A structured platform can help create order in that overlap. That is where IGEL has a practical narrative. Not glamorous. Not revolutionary. Practical. And practical often wins.
The hidden value for the IT decision-maker
The value is not only technical. It is managerial.
When the endpoint model is standardized, several things become easier at once:
- Security policy becomes easier to enforce.
- Recovery becomes easier to organize.
- Exceptions become easier to identify.
- Legacy dependencies become easier to isolate.
- Global rollout becomes easier to govern.
- Audit conversations become easier to support.
- Operational teams and IT teams can work with clearer boundaries.
That last point matters a lot.
One of the silent failures in IT/OT convergence is organizational ambiguity. Everyone agrees collaboration is needed, but nobody wants blurred accountability. OT teams do not want enterprise IT to break production. IT teams do not want invisible risk sitting outside standard controls.
A structured endpoint and access layer does not solve that tension entirely, but it gives both sides a more stable interface. And in enterprise architecture, stable interfaces are often where trust begins.

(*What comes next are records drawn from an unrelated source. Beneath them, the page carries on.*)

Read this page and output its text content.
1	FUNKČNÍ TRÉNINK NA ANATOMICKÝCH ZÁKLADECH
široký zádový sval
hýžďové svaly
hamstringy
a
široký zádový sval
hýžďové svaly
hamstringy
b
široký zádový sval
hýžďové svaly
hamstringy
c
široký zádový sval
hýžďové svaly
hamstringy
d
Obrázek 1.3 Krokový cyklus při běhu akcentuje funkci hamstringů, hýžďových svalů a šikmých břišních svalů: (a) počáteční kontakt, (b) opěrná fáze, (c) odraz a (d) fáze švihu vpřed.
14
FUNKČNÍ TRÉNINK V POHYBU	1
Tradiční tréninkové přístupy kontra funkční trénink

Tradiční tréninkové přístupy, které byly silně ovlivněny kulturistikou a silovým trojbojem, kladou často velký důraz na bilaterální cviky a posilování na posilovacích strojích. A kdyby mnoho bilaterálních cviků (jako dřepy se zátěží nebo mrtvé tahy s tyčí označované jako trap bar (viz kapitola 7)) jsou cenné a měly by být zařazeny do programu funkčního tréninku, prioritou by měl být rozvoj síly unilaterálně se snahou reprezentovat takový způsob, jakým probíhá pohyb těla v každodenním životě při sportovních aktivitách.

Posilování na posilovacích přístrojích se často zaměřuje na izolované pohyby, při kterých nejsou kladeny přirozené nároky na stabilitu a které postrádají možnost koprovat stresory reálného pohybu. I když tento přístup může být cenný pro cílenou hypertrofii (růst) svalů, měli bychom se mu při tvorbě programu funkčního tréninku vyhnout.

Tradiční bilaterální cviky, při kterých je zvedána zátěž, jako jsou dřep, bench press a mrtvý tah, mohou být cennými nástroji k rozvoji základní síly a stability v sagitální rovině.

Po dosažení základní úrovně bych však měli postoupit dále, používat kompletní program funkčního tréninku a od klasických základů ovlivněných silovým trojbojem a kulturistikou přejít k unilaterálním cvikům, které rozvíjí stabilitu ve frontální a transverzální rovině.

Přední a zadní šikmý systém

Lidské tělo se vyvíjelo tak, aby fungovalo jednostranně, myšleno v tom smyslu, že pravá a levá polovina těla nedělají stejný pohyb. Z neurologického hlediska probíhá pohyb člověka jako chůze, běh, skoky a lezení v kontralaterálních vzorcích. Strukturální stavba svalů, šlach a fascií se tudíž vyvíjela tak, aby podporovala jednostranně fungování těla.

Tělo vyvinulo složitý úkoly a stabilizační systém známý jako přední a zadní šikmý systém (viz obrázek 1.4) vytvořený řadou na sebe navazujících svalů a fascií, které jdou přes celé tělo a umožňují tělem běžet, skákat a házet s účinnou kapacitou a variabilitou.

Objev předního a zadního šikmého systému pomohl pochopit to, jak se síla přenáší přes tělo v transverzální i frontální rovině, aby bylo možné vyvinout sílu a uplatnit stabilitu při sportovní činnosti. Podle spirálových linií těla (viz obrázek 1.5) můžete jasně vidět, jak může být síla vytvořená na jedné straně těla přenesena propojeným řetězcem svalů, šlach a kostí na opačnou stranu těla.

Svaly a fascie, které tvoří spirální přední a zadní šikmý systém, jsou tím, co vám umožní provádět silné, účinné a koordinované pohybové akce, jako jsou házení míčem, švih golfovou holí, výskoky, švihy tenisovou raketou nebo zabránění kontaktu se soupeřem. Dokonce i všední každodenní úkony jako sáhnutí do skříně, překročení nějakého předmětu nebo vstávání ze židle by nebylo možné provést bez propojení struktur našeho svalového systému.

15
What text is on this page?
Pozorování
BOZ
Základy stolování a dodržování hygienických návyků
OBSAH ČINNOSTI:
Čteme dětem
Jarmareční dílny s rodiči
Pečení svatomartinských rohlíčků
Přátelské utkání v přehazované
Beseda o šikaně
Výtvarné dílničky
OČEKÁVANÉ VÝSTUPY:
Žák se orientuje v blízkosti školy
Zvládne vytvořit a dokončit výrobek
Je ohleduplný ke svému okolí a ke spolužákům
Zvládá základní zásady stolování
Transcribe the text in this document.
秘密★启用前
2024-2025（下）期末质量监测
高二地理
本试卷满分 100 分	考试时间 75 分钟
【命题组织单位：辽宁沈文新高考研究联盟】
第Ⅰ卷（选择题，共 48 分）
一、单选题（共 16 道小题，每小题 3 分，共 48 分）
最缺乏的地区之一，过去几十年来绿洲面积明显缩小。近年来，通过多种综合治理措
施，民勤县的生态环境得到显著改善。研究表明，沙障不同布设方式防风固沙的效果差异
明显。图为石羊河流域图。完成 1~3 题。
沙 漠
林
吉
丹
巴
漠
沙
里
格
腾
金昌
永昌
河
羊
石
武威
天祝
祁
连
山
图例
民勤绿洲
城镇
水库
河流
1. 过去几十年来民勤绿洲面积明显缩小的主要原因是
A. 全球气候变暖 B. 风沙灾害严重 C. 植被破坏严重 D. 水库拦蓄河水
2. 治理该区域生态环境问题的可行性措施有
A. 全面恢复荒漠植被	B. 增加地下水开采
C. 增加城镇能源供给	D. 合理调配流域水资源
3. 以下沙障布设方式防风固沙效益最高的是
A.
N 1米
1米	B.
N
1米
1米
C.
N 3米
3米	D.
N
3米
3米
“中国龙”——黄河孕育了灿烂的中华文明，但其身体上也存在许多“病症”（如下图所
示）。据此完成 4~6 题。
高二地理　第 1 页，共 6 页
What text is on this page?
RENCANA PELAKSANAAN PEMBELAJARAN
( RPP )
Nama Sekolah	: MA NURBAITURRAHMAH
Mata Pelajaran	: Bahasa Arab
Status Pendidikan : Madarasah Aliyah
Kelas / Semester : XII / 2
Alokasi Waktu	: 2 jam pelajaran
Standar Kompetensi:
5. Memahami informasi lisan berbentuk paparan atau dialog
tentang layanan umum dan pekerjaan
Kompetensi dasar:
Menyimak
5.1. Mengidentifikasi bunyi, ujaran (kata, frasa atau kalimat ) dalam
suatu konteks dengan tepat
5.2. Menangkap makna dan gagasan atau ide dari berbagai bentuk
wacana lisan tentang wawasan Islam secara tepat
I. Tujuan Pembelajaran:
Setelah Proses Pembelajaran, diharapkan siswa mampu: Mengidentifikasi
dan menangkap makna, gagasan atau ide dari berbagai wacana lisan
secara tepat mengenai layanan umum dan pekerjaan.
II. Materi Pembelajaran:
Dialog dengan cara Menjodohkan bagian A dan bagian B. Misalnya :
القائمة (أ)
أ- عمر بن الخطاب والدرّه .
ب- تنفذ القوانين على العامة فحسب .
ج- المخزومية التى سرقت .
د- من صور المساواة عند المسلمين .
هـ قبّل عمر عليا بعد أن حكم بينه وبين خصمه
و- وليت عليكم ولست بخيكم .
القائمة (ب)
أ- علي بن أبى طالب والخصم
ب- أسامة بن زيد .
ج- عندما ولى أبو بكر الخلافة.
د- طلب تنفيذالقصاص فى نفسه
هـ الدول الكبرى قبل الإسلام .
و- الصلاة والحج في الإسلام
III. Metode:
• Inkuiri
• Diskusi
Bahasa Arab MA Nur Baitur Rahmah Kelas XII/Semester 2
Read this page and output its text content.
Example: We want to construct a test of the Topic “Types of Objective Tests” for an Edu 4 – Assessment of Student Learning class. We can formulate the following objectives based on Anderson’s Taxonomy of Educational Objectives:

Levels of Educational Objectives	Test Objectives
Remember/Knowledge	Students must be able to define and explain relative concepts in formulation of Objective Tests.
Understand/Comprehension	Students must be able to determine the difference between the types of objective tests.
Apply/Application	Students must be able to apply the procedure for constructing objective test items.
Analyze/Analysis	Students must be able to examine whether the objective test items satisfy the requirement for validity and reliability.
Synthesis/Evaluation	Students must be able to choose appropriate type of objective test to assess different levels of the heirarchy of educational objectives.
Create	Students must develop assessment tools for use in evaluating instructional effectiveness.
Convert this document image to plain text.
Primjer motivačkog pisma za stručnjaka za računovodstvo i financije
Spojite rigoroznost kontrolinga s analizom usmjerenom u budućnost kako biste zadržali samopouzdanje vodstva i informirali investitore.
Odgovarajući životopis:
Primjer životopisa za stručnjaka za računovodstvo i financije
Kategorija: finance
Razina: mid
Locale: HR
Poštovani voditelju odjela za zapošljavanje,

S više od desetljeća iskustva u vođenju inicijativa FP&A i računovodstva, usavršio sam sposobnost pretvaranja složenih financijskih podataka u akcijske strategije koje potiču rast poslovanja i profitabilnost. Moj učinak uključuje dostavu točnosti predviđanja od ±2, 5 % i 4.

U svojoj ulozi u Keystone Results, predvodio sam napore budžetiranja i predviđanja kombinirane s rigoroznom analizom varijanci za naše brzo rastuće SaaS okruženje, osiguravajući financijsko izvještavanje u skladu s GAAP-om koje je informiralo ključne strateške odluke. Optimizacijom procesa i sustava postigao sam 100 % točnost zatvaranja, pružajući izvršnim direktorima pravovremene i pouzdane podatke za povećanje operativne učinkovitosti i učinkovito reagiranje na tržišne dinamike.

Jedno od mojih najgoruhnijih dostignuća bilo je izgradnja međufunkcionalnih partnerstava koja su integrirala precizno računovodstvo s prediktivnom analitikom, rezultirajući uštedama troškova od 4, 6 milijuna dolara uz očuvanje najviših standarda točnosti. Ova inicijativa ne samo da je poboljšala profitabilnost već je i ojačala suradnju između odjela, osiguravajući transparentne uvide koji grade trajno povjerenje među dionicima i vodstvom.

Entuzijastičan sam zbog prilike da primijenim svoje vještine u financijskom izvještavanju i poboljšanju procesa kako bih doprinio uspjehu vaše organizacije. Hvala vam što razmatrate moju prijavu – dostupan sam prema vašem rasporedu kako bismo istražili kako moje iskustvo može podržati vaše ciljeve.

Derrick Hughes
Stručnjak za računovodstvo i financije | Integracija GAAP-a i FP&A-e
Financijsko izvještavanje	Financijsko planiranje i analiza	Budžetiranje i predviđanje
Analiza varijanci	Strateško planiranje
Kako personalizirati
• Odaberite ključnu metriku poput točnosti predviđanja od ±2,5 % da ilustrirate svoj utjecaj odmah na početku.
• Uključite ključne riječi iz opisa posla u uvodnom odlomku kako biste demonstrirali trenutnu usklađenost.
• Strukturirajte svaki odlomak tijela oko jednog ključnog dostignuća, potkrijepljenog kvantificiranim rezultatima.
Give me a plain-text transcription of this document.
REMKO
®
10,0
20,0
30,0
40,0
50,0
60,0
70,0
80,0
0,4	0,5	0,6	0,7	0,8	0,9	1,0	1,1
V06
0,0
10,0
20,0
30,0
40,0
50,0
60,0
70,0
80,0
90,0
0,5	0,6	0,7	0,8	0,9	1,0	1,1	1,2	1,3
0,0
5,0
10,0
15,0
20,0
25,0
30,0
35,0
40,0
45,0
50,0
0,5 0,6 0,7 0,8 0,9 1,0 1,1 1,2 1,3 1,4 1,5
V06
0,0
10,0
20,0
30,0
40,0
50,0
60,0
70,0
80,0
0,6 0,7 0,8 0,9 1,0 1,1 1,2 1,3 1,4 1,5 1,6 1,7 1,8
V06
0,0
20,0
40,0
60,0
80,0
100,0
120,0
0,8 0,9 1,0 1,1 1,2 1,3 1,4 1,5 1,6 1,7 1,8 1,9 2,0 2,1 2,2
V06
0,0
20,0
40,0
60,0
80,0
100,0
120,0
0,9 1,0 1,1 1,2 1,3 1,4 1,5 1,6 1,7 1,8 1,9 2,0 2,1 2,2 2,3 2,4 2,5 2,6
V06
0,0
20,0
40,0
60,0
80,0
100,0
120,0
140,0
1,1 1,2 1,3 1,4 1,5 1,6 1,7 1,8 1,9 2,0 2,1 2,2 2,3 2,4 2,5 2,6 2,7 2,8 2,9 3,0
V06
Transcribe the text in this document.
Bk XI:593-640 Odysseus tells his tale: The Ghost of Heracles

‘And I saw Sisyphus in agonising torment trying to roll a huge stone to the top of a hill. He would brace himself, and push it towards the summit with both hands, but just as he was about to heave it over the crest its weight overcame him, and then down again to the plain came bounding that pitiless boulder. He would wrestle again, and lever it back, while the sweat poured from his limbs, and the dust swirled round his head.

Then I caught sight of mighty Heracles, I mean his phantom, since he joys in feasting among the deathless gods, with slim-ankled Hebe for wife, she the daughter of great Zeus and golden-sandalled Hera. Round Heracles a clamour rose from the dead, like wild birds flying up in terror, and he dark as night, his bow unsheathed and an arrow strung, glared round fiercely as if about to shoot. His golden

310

Why this matters now, not in three years
The timing is important.
A decade ago, many organizations could still postpone this problem. They could let OT remain mostly separate, treat endpoint inconsistency as local, and live with fragmented access models.
That gets harder every year.
- Cyber pressure is higher.
- Regulatory pressure is higher.
- Insurance pressure is higher.
- Business expectations around uptime and visibility are higher.
- The appetite for remote operations is higher.
- And AI, despite all the hype, only increases the value of connected operational data.
In other words, convergence is no longer just about integration. It is about survivability.
This changes the role of end user computing. EUC is no longer only the final mile of digital transformation. In IT/OT environments, it becomes part of the resilience architecture.
That is why I believe platforms like IGEL deserve more attention in this space than they usually get. Not because they are the center of the story, but because they can stabilize the part of the story where transformation often becomes real.
My view: start where the business already feels the friction
If I were advising a global organization on this topic, I would not start with the abstract promise of convergence.
I would start with friction.
- Where are users still tied to fragile Windows-dependent operational endpoints?
- Where are shared devices creating policy inconsistency?
- Where is browser access growing without a hardened endpoint model?
- Where are contractors or remote support teams entering sensitive environments through weak operational patterns?
- Where are legacy dependencies still too risky to replace, but too dangerous to leave unmanaged?
That is where a structured IGEL-led approach can become meaningful.
Not as ideology. As sequencing.
And sequencing is everything in transformation.
Because the hardest part of IT/OT convergence is not defining the target state. The hardest part is moving from a mixed, politically sensitive, globally distributed reality toward something that is repeatable.
Final thought
IT has always loved clean diagrams. Reality prefers awkward transitions.
IT/OT convergence is one of those awkward transitions. It is strategic at the top, messy in the middle, and brutally concrete at the edge. The board talks about resilience. The architect sees legacy. The business wants visibility. The operator wants uptime. The CISO wants control. The site lead wants nobody to break what is already working.
That is exactly why the endpoint matters again.
And that is why IGEL, in my opinion, is worth looking at less as a thin client story from the past, and more as a structured endpoint control layer for a convergence story that is now accelerating.
Sometimes the future of IT is not about inventing a new category.
Sometimes it is about taking an old discipline, endpoint control, and applying it where the enterprise suddenly needs it most.